Spesso, nei suoi film, interpreta scene di sesso: non prova imbarazzo?
«Quand’ero più giovane ero incosciente e giravo quelle parti senza problemi, perché le consideravo normali, un ritorno alla natura. Oggi confesso di provare una certa difficoltà nel mostrarmi nudo, in un letto, con una donna. Così, devo pensare ad altro. Quando ho fatto l’amore con Marion, nel film Mal di pietre, ho immaginato di eseguire una coreografia».
Quali erano i suoi sogni, da ragazzo?
«A 14 anni mi vedevo attore di teatro. Fantasticavo di avere una famiglia e di camminare da solo, di notte dopo lo spettacolo, per tornare a casa. Ma poi, crescendo, ho capito che la mia strada era il cinema: spesso è migliore della vita».
Lei, figlio d’arte, si è sentito in dovere di fare l’attore?
«Ho iniziato a recitare a 5 anni, con i miei (ha anche una sorella attrice, Esther Garrel, e il nonno era l’attore Maurice Garrel, ndr), poi tutto è venuto con naturalezza. Sono cresciuto circondato da persone fuori dagli schemi, veri artisti. Da quando ero piccolo ho il senso dell’intrattenimento. Oggi, se a una cena gli amici si annoiano, mi sento in difetto e cerco di farli ridere».
Che cosa pensa di aver imparato dai suoi genitori?
«Papà mi ha insegnato la tecnica. Mia madre mi ha portato a vedere un mare di spettacoli. È una donna battagliera, faceva teatro con i detenuti e non si è arresa mai. Ha rappresentato un grande esempio d’impegno umanistico».
Lei si è imposto anche come icona di stile. Che rapporto ha con la moda?
«Mi interessa, mi piace. Apprezzo i bei tessuti. E quando vedo una persona elegante mi viene voglia di parlarci».
Frequenta i social media?
«No, non mi sento adatto. Ma, prima o poi, dovrò decidermi: stare sui social è necessario come fare la lavatrice».
Che cosa ha pensato quando i paparazzi hanno preso d’assalto il suo matrimonio?
«Che le foto, scattate da lontano, erano davvero sfocate».

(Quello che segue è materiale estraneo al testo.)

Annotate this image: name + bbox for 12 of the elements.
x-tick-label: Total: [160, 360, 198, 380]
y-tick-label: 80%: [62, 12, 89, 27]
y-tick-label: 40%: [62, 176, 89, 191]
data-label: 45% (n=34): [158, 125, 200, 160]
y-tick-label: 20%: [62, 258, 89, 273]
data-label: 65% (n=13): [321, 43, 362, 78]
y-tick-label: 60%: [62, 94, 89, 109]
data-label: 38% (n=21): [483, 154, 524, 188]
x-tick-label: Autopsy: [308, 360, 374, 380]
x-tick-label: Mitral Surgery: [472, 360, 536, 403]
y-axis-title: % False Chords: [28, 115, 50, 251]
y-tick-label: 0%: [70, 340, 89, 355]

Prima di salutarmi, Louis ci tiene a dirmi il suo punto di vista sul caso di Harvey Weinstein, il produttore americano travolto dalle accuse di molestie e abusi sessuali. «Dobbiamo fare un esame di coscienza collettivo», spiega. «Il rapporto degli uomini con le donne è ancora basato su un’aggressività primitiva. E non c’è che una strada per cambiare le cose: lasciare che le donne prendano sempre più potere. Siete molto più brave di noi a gestirlo».